За этой танцевально‑похоронной симфонической поэмой для трех инструментов последовал превосходный ор. 51 – все почти сплошь танцы (две польки, три вальса, менуэт, романсы). Внутренняя, глубокая, серьезная драма нарастала в Чайковском и влекла его к молитве. Теперь он пишет «всенощное бдение»… Крещальная вода несмываема. Да и вообще от христианства настоящего хода назад быть не может, особенно для русского. Как бы ни плясал русский человек на языческой тризне, как бы ни отступал, ни проклинал, ни кощунствовал, а в церковь в конце концов помолиться пойдет. Написанное в 1882 г. «всенощное бдение», где нет ни следа «рококо», но все строго и чинно, показывает, что Чайковский здесь молился по‑настоящему.

В 1883 г. написаны вторая оркестровая сюита, опера «Мазепа» и шестнадцать песен для детей старшего возраста. Эти песни необычайно мелодичны, среди них есть перл «Был у Христа младенца сад».

В 1884 г. написана третья и самая лучшая сюита, где интерес все нарастает: элегия, меланхолический вальс, скерцо и, наконец, вполне гениальная тема с вариациями, где Чайковский особенно неистощим в области новых комбинаций струнных и медных духовых.

В 1884 г. была поставлена на сценах обеих столиц, законченная в 1883 г., опера «Мазепа». Написанная на несколько видоизмененный текст пушкинской «Полтавы», опера эта отличается всеми достоинствами и недостатками опер Чайковского. В ней на обычной высоте стоит программно‑лирический симфонизм, очень подвинута лейтмотивная разработка, рассыпаны всюду перлы мелодической изобретательности, где у Чайковского нет соперников, но зато неравномерно, а иногда и слабо выражен момент драматически‑сценического нарастания и индивидуальных характеристик, что особенно важно для такой вещи, как именно эта (любопытно, что образ Мазепы вдохновлял не раз русских и нерусских композиторов).

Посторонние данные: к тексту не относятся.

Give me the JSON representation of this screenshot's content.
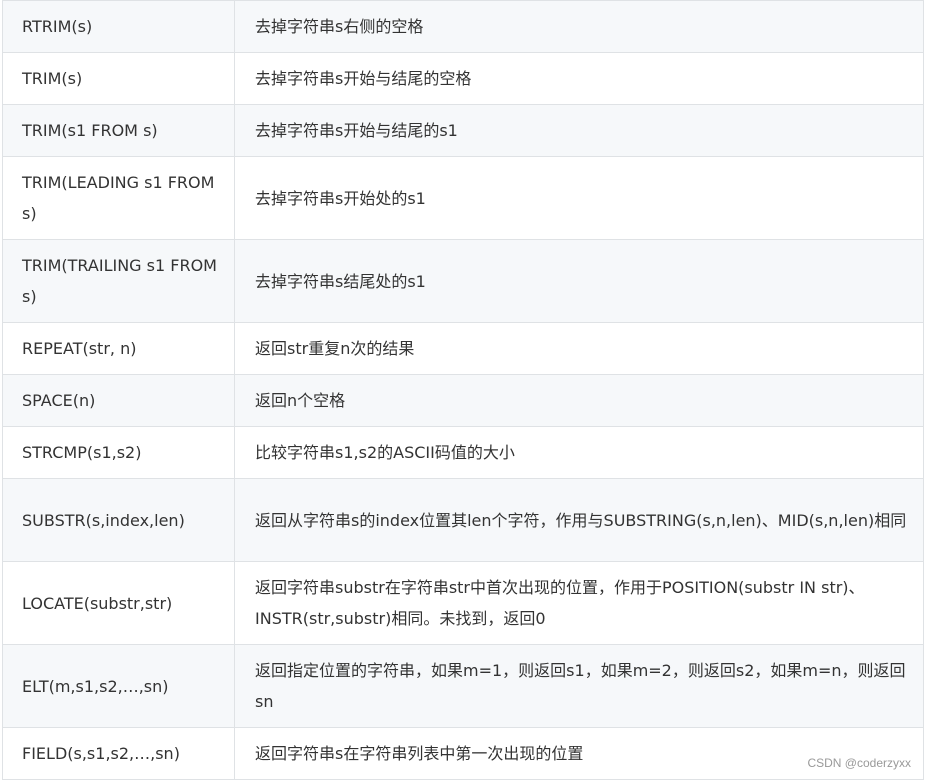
{
  "rows": [
    {
      "fn": "RTRIM(s)",
      "desc": "去掉字符串s右侧的空格"
    },
    {
      "fn": "TRIM(s)",
      "desc": "去掉字符串s开始与结尾的空格"
    },
    {
      "fn": "TRIM(s1 FROM s)",
      "desc": "去掉字符串s开始与结尾的s1"
    },
    {
      "fn": "TRIM(LEADING s1 FROM s)",
      "desc": "去掉字符串s开始处的s1"
    },
    {
      "fn": "TRIM(TRAILING s1 FROM s)",
      "desc": "去掉字符串s结尾处的s1"
    },
    {
      "fn": "REPEAT(str, n)",
      "desc": "返回str重复n次的结果"
    },
    {
      "fn": "SPACE(n)",
      "desc": "返回n个空格"
    },
    {
      "fn": "STRCMP(s1,s2)",
      "desc": "比较字符串s1,s2的ASCII码值的大小"
    },
    {
      "fn": "SUBSTR(s,index,len)",
      "desc": "返回从字符串s的index位置其len个字符，作用与SUBSTRING(s,n,len)、MID(s,n,len)相同"
    },
    {
      "fn": "LOCATE(substr,str)",
      "desc": "返回字符串substr在字符串str中首次出现的位置，作用于POSITION(substr IN str)、INSTR(str,substr)相同。未找到，返回0"
    },
    {
      "fn": "ELT(m,s1,s2,…,sn)",
      "desc": "返回指定位置的字符串，如果m=1，则返回s1，如果m=2，则返回s2，如果m=n，则返回sn"
    },
    {
      "fn": "FIELD(s,s1,s2,…,sn)",
      "desc": "返回字符串s在字符串列表中第一次出现的位置"
    }
  ],
  "watermark": "CSDN @coderzyxx"
}
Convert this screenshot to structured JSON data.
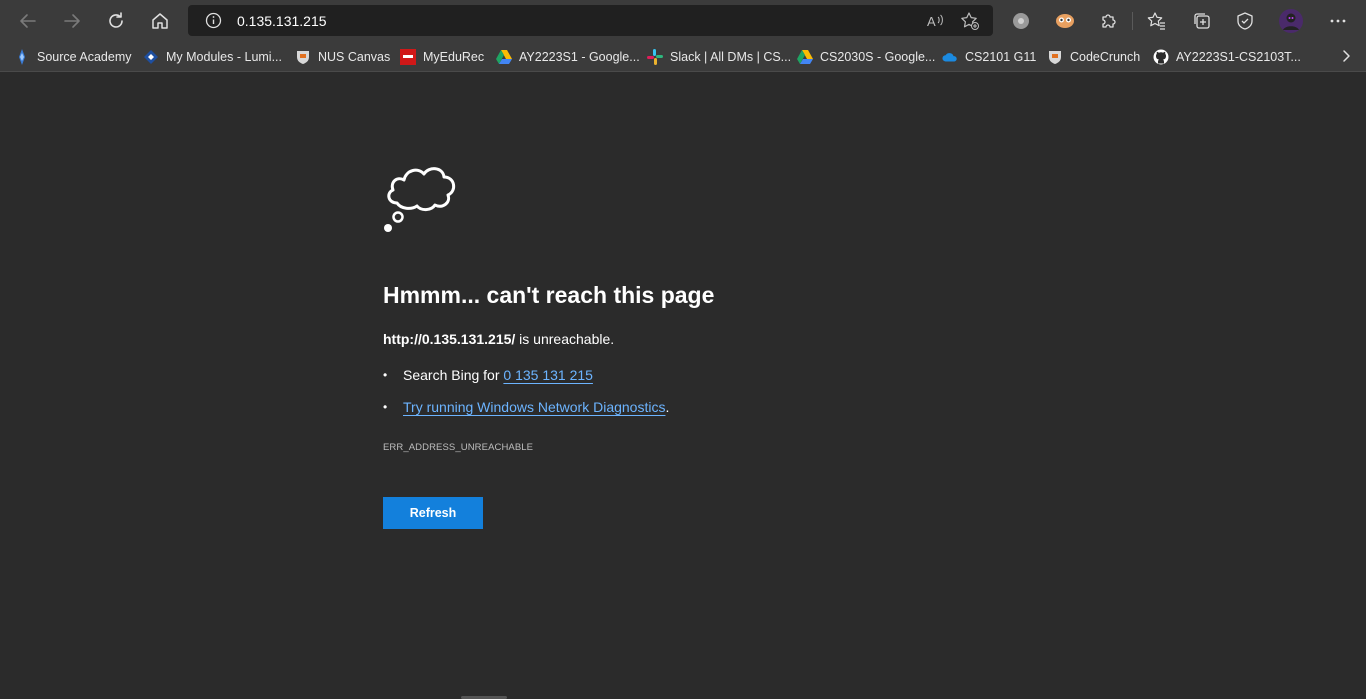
{
  "toolbar": {
    "url": "0.135.131.215"
  },
  "bookmarks": [
    {
      "label": "Source Academy",
      "icon": "source-academy-icon"
    },
    {
      "label": "My Modules - Lumi...",
      "icon": "lumiere-icon"
    },
    {
      "label": "NUS Canvas",
      "icon": "nus-icon"
    },
    {
      "label": "MyEduRec",
      "icon": "myedurec-icon"
    },
    {
      "label": "AY2223S1 - Google...",
      "icon": "google-drive-icon"
    },
    {
      "label": "Slack | All DMs | CS...",
      "icon": "slack-icon"
    },
    {
      "label": "CS2030S - Google...",
      "icon": "google-drive-icon"
    },
    {
      "label": "CS2101 G11",
      "icon": "onedrive-icon"
    },
    {
      "label": "CodeCrunch",
      "icon": "nus-icon"
    },
    {
      "label": "AY2223S1-CS2103T...",
      "icon": "github-icon"
    }
  ],
  "error_page": {
    "title": "Hmmm... can't reach this page",
    "url_text": "http://0.135.131.215/",
    "unreachable_text": " is unreachable.",
    "search_prefix": "Search Bing for ",
    "search_link": "0 135 131 215",
    "diagnostics_link": "Try running Windows Network Diagnostics",
    "diagnostics_suffix": ".",
    "error_code": "ERR_ADDRESS_UNREACHABLE",
    "refresh_label": "Refresh"
  },
  "colors": {
    "background": "#2b2b2b",
    "toolbar": "#3b3b3b",
    "link": "#6cb4ff",
    "button": "#1380dc"
  }
}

В 1885 г. Чайковский делает большие успехи в совершенствовании своего и без того совершенного оркестрового письма и пишет четырехчастную симфонию «Манфред» на известный сюжет Байрона. Сюжет этот – рискованный, ибо Чайковскому пришлось здесь вступить в соревнование с Шуманом. Соревнование это он выдержал с честью. В сущности, если выключить программу, то эта пьеса есть превосходная симфония, так сказать, седьмая среди прочих симфоний Чайковского, которых у него официально числится шесть. Эта пьеса показывает, что Чайковский есть выражение русского романтизма в музыке, почему легко и вдохновляется в своем творчестве романтизмом литературным. Странное запоздание! В музыке оно, впрочем, понятно, ибо искусство звуков вообще запаздывает сравнительно с прочими искусствами. Вся богатейшая гамма тем, мелодий и оркестровых красок налицо в «Манфреде» Чайковского, и можно смело сказать: Шуман превзойден русским гением.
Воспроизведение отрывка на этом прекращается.